Il y a de ces matins où les feuilles sont belles comme des milliers de mains. En grimpant la colline, je feuillette du pied la grande bible des pierres, le dictionnaire du vent, le chant de l'eau qui vole jusqu'à moi, la poussière des hommes, le rêve des insectes sous les herbes dressées, la peine légère des nuages. J'entends japper au loin le grand chien des images, le loup des métaphores. Je transporte avec moi la pelle d'une phrase. Je parle des oiseaux avec les arbres de mon âge. Les yeux de la vie s'ouvrent dans le moindre bourgeon. Les roses pour danser restent habillées d'épines. Le soleil donne une ombre à chaque silhouette. Quand on ouvre la bouche, la moindre des voyelles se mélange avec l'air. J'ai l'âge de mes pas mais l'âme de l'enfance. Facteur des montagnes, je grimpe maintenant sur les marches d'un livre, mêlant d'une page à l'autre un peu d'encre et de pluie.
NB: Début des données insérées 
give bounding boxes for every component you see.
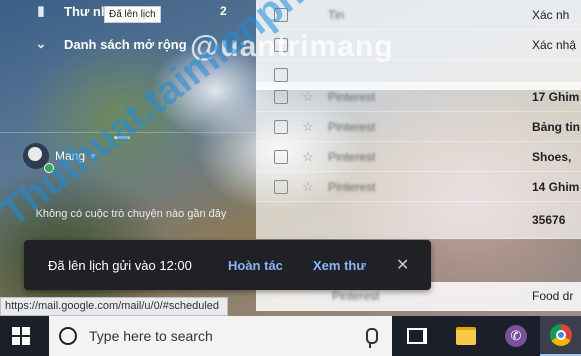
watermark-quantrimang: @uantrimang [190,30,394,63]
row-checkbox[interactable] [274,7,288,22]
sidebar-item-count: 2 [220,4,227,18]
row-checkbox[interactable] [274,89,288,104]
hangouts-name: Mang [55,149,86,163]
undo-button[interactable]: Hoàn tác [228,258,283,273]
sidebar-item-label: Thư nh [64,3,109,19]
task-view-icon [407,328,427,344]
file-explorer-icon [456,327,476,345]
row-checkbox[interactable] [274,119,288,134]
star-icon[interactable]: ☆ [302,119,316,135]
tooltip-scheduled: Đã lên lịch [104,6,161,23]
row-subject: 35676 [532,213,566,227]
close-icon[interactable]: ✕ [396,255,409,275]
table-row[interactable]: ☆ Pinterest Shoes, [256,142,581,172]
scheduled-snackbar: Đã lên lịch gửi vào 12:00 Hoàn tác Xem t… [24,240,431,290]
sidebar-item-inbox[interactable]: ▮ Thư nh [30,3,109,19]
hangouts-user[interactable]: Mang ▼ [23,143,97,169]
table-row[interactable]: ☆ Pinterest 17 Ghim [256,82,581,112]
row-checkbox[interactable] [274,149,288,164]
table-row[interactable]: Tin Xác nh [256,0,581,30]
row-subject: 14 Ghim [532,179,580,194]
row-sender: Tin [328,7,345,22]
file-icon: ▮ [37,3,45,18]
resize-handle[interactable] [114,136,130,139]
divider [0,132,256,133]
row-sender: Pinterest [332,289,380,303]
table-row[interactable]: ☆ Pinterest Bảng tin [256,112,581,142]
row-sender: Pinterest [328,179,376,194]
row-subject: Xác nh [532,7,570,22]
row-subject: 17 Ghim [532,89,580,104]
view-message-button[interactable]: Xem thư [313,258,366,273]
task-view-button[interactable] [394,316,438,356]
star-icon[interactable]: ☆ [302,179,316,195]
sidebar-item-label: Danh sách mở rộng [64,36,187,52]
snackbar-message: Đã lên lịch gửi vào 12:00 [48,257,192,273]
chrome-icon [549,324,572,346]
viber-button[interactable]: ✆ [494,316,538,356]
table-row[interactable]: 35676 [256,202,581,239]
row-sender: Pinterest [328,149,376,164]
row-subject: Food dr [532,289,574,303]
row-subject: Bảng tin [532,119,580,134]
star-icon[interactable]: ☆ [302,149,316,165]
row-checkbox[interactable] [274,179,288,194]
sidebar-item-expand-list[interactable]: ⌄ Danh sách mở rộng [30,36,187,52]
file-explorer-button[interactable] [444,316,488,356]
chevron-down-icon: ⌄ [35,36,47,51]
viber-icon: ✆ [505,325,527,347]
row-sender: Pinterest [328,89,376,104]
online-status-icon [44,163,54,173]
table-row[interactable]: ☆ Pinterest 14 Ghim [256,172,581,202]
search-icon [59,327,77,345]
caret-down-icon: ▼ [89,151,97,161]
microphone-icon[interactable] [366,328,378,348]
search-placeholder: Type here to search [89,328,213,344]
no-conversations-text: Không có cuộc trò chuyện nào gần đây [35,208,227,220]
chrome-button[interactable] [540,316,581,356]
taskbar-search[interactable]: Type here to search [49,316,392,356]
status-bar-url: https://mail.google.com/mail/u/0/#schedu… [0,297,229,316]
row-subject: Xác nhậ [532,37,577,52]
windows-taskbar: Type here to search ✆ [0,316,581,356]
windows-start-icon[interactable] [12,327,30,345]
row-subject: Shoes, [532,149,572,164]
row-sender: Pinterest [328,119,376,134]
row-checkbox[interactable] [274,67,288,82]
star-icon[interactable]: ☆ [302,89,316,105]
Quand j'écris de la prose, l'histoire s'envole au bout d'une ficelle. Le corps de l'eau frémit dans la paume des rives. Le temps a fait de l'eau une bête qui fuit. Le temps a fait de l'air un oiseau qui s'envole. L'espace a fait du temps un homme qui s'éveille. La terre a fait l'espoir mais l'homme en fait maintenant un immense dépotoir. Je vais jusqu'où l'oiseau va chercher ses couleurs, le ruisseau ses galets, les hommes leurs poèmes, l'écale son amande, là où le vent se perd dans des milliers de feuilles. Je vais comme la sève sous l'écorce, le ver dans le fruit, le nuage dans l'air, la vague dans la mer. Je vais jusqu'à l'immense et le noyau de braise.
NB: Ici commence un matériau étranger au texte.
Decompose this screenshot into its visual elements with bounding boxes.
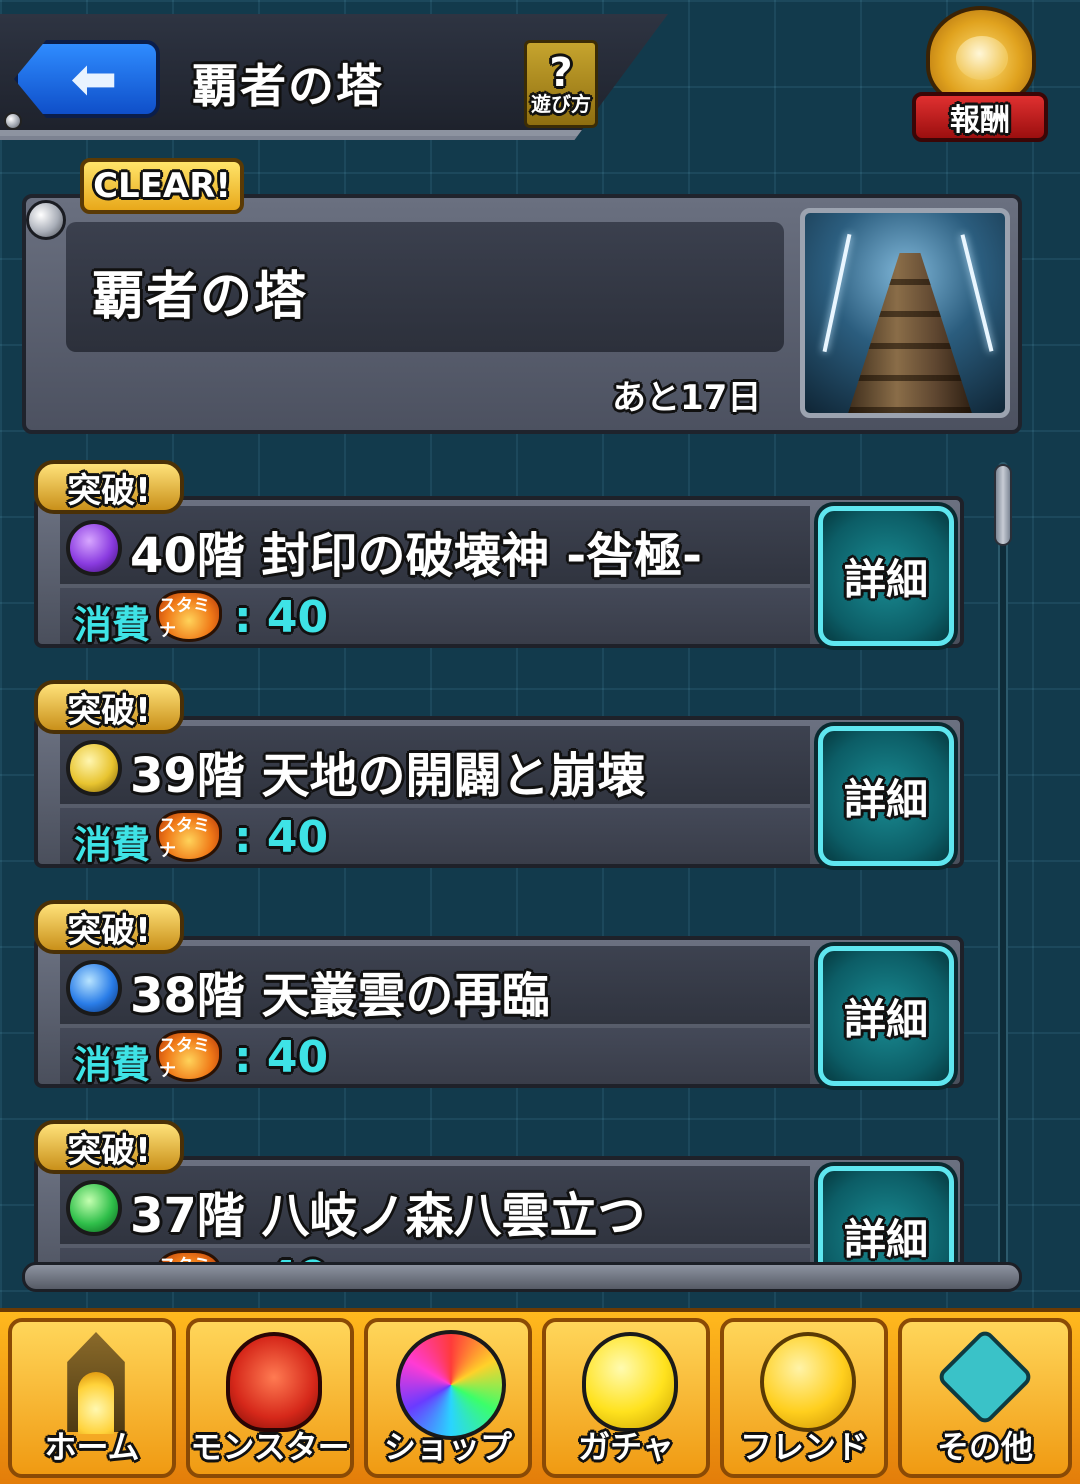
quest-remaining-days: あと17日 <box>612 378 762 418</box>
cost-value: : 40 <box>234 812 329 863</box>
monster-icon <box>226 1332 322 1432</box>
stamina-label: スタミナ <box>159 1036 210 1081</box>
breakthrough-badge: 突破! <box>34 460 184 514</box>
lightning-bolt <box>822 233 852 353</box>
floor-row[interactable]: 突破! 39階 天地の開闢と崩壊 消費 スタミナ : 40 詳細 <box>34 680 964 870</box>
detail-button[interactable]: 詳細 <box>818 506 954 646</box>
floor-row-body: 39階 天地の開闢と崩壊 消費 スタミナ : 40 詳細 <box>34 716 964 868</box>
nav-friend[interactable]: フレンド <box>720 1318 888 1478</box>
nav-label: モンスター <box>190 1428 350 1466</box>
breakthrough-badge: 突破! <box>34 1120 184 1174</box>
nav-monster[interactable]: モンスター <box>186 1318 354 1478</box>
stamina-icon: スタミナ <box>156 1030 222 1082</box>
nav-label: フレンド <box>739 1428 868 1466</box>
clear-badge: CLEAR! <box>80 158 244 214</box>
nav-label: その他 <box>936 1428 1033 1466</box>
dragon-emblem-icon <box>926 6 1036 106</box>
stamina-icon: スタミナ <box>156 810 222 862</box>
list-bottom-rail <box>22 1262 1022 1292</box>
floor-row-body: 40階 封印の破壊神 -咎極- 消費 スタミナ : 40 詳細 <box>34 496 964 648</box>
floor-row-body: 38階 天叢雲の再臨 消費 スタミナ : 40 詳細 <box>34 936 964 1088</box>
reward-button[interactable]: 報酬 <box>910 6 1050 144</box>
floor-title: 37階 八岐ノ森八雲立つ <box>130 1188 646 1244</box>
stamina-label: スタミナ <box>159 596 210 641</box>
cost-value: : 40 <box>234 592 329 643</box>
stamina-icon: スタミナ <box>156 590 222 642</box>
water-element-icon <box>66 960 122 1016</box>
cost-label: 消費 <box>74 1043 151 1087</box>
wood-element-icon <box>66 1180 122 1236</box>
nav-gacha[interactable]: ガチャ <box>542 1318 710 1478</box>
tower-bands <box>845 253 975 413</box>
nav-label: ホーム <box>44 1428 140 1466</box>
question-icon: ? <box>549 50 573 96</box>
breakthrough-badge: 突破! <box>34 900 184 954</box>
breakthrough-badge: 突破! <box>34 680 184 734</box>
nav-shop[interactable]: ショップ <box>364 1318 532 1478</box>
nav-label: ガチャ <box>578 1428 674 1466</box>
floor-title: 39階 天地の開闢と崩壊 <box>130 748 646 804</box>
detail-button[interactable]: 詳細 <box>818 946 954 1086</box>
back-arrow-icon: ⬅ <box>70 46 118 112</box>
scrollbar-track[interactable] <box>998 462 1008 1270</box>
howto-label: 遊び方 <box>531 92 591 116</box>
nav-label: ショップ <box>383 1428 512 1466</box>
quest-name: 覇者の塔 <box>92 267 309 327</box>
friends-icon <box>760 1332 856 1432</box>
lightning-bolt <box>960 234 994 352</box>
cost-label: 消費 <box>74 823 151 867</box>
nav-other[interactable]: その他 <box>898 1318 1072 1478</box>
floor-title: 38階 天叢雲の再臨 <box>130 968 550 1024</box>
egg-icon <box>582 1332 678 1432</box>
light-element-icon <box>66 740 122 796</box>
floor-row[interactable]: 突破! 38階 天叢雲の再臨 消費 スタミナ : 40 詳細 <box>34 900 964 1090</box>
page-title: 覇者の塔 <box>192 59 384 113</box>
floor-title: 40階 封印の破壊神 -咎極- <box>130 528 703 584</box>
detail-button[interactable]: 詳細 <box>818 726 954 866</box>
nav-home[interactable]: ホーム <box>8 1318 176 1478</box>
stamina-label: スタミナ <box>159 816 210 861</box>
bolt-decoration <box>4 112 22 130</box>
bolt-decoration <box>26 200 66 240</box>
dark-element-icon <box>66 520 122 576</box>
floor-list[interactable]: 突破! 40階 封印の破壊神 -咎極- 消費 スタミナ : 40 詳細 突破! … <box>22 440 1022 1280</box>
howto-button[interactable]: ? 遊び方 <box>524 40 598 128</box>
scrollbar-thumb[interactable] <box>994 464 1012 546</box>
other-icon <box>935 1327 1035 1427</box>
quest-thumbnail <box>800 208 1010 418</box>
cost-value: : 40 <box>234 1032 329 1083</box>
cost-label: 消費 <box>74 603 151 647</box>
floor-row[interactable]: 突破! 40階 封印の破壊神 -咎極- 消費 スタミナ : 40 詳細 <box>34 460 964 650</box>
floor-row[interactable]: 突破! 37階 八岐ノ森八雲立つ 消費 スタミナ : 40 詳細 <box>34 1120 964 1280</box>
reward-label: 報酬 <box>912 92 1048 142</box>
S'il faut un Dieu pour vivre, qu'il quitte les églises et marche les pieds nus. Je crois que le soleil se lève par amour, que la pluie nous sourit, que les ombres nous parlent, que l'arbre devient arbre à force d'espérance. Les oiseaux-mouches volent très loin. Les oiseaux lourds volent plus haut. Tel un oiseau qui vole, j'apprends à voir le ciel avec mes yeux de terre. Je remplis le mot femme de sa fertilité. Je dessine au mot libre un visage d'enfant. L'échange d'un baiser promet l'éternité. Les yeux de la nuit s'ouvrent à l'intérieur de l'homme et regardent le monde à l'envers des choses. Il n'y a pas de pierres que les larmes ne rongent. Il n'y a pas de vie qu'une caresse ne sauve. En quête de lumière, j'affute les mots de la tribu. Je renais à la vue au cœur des métaphores. Entre les doigts d'un accoucheur et ceux d'un fossoyeur, la vie prépare sa mort avant sa renaissance. Devant les brutes qui nous entourent, l'enfant du rêve se tient debout. Je prends sa main pour traverser la rue.